Marlies braucht nicht lange um herauszufinden, dass Katrin Tries sich in einer schweren Lebenskrise befunden und gar in einem Brief an ihre Mutter Suizidpläne angekündigt hatte. Der Fall scheint klar, die Versicherung verweigert die Zahlung und die Akte wird geschlossen. Doch an Marlies nagen Zweifel und als sie sich bereits im Mutterschutz befindet, meldet sich ein Zeuge des Unfalls: der LKW-Fahrer, den Katrin kurz vor dem Unfall überholen wollte. Er bringt sie auf die Spur eines „Erlkönigs“, eines hoch gezüchteten Prototypen und Testwagens der Deutschen Automobilwerke. Doch Marlies ahnt nicht, in welches Wespennest sie mit ihren Ermittlungen sticht – sie belastet damit nicht nur die Bilanz ihres Arbeitgebers, sondern gefährdet auch die Karriere eines erfolgreichen Testfahrers. Ganz nebenbei bringt sie auch noch ein Millionen schweres Prestigeprojekt der Automobilindustrie in Misskredit…
Schauspieler
Silke Bodenbender, Felix Eitner, Henry Hübchen, Dirk Borchardt, Axel Milberg, Ruth Reinecke, Michael Brandner, Steffen Groth, Michael Sideris, Hans-Jörg Assmann
Filmkritik von Stefanie Rufle
Manch einer wird sich beim Einstieg des Films an ein ganz ähnliches Ereignis erinnert fühlen, das seiner Zeit für großes Aufsehen sorgte. Tatsächlich basiert „Erlkönig“ im Ansatz auf der wahren Geschichte eines Mercedes-Testfahrers, der von der Boulevard-Presse „Tourbo-Rolf“ genannt wurde. Doch vorrangig geht es in diesem Drama nicht um rücksichtslose Raser und die Verantwortung der Autohersteller, sondern vielmehr um Zivilcourage und deren Auswirkung auf das Leben einer werdenden Mutter. Marlies Heidorn, die großartig und zutiefst überzeugend von Silke Bodenbender dargestellt wird, ist Dreh- und Angelpunkt dieser Geschichte um Moral und Anstand. Sie ist keineswegs die zu allem entschlossene Kämpferin, sondern eine Frau, die nicht wegsehen kann, eine Frau, für die es selbstverständlich ist, dass es eine Gerechtigkeit geben muss. Gerade Bodenbenders unaufgeregte Interpretation lässt Marlies so authentisch wirken – sie ist keine Heldin, und das tut dieser Geschichte in jeder Sekunde gut. Doch auch die Nebendarsteller tragen wesentlich zur eindringlichen Wirkung von „Erlkönig“ bei. Sei es nun Henry Hübchen als Marlies’ sympathisch berlinernder Chef, Axel Milberg als Produktentwickler, Michael Brandner als Autobahnpolizist oder Dirk Borchardt als machohafter Chef der Testfahrergruppe – sie alle überzeugen durch ihr zurückhaltendes und überzeugendes Spiel.
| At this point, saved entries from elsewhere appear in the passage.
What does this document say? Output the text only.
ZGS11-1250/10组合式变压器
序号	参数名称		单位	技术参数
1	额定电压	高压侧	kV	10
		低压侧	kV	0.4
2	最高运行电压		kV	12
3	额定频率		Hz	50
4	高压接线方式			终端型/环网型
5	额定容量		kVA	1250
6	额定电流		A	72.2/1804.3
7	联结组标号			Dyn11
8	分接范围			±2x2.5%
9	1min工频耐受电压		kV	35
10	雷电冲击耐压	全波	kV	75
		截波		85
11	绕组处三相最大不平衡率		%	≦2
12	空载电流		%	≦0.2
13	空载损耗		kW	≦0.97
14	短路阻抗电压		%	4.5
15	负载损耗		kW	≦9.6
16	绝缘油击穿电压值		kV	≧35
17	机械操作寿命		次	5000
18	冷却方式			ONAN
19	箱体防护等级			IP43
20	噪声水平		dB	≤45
Geschickt verknüpft Drehbuchautor Stefan Dähnert zwei unterschiedliche Ebenen miteinander, wodurch die Geschichte inhaltlich immer mehr an Brisanz gewinnt. Gerade die perfekt abgestimmte Mischung aus Kriminalfall, Wirtschaftsthriller und Beziehungsdrama macht den Erfolg von „Erlkönig“ aus. Hier bekommt der Zuschauer einen Film präsentiert, der fesselt und eine Botschaft vermittelt, ohne zu viel zu moralisieren. „Erlkönig“ ist ein Drama, das noch lange nachhallt.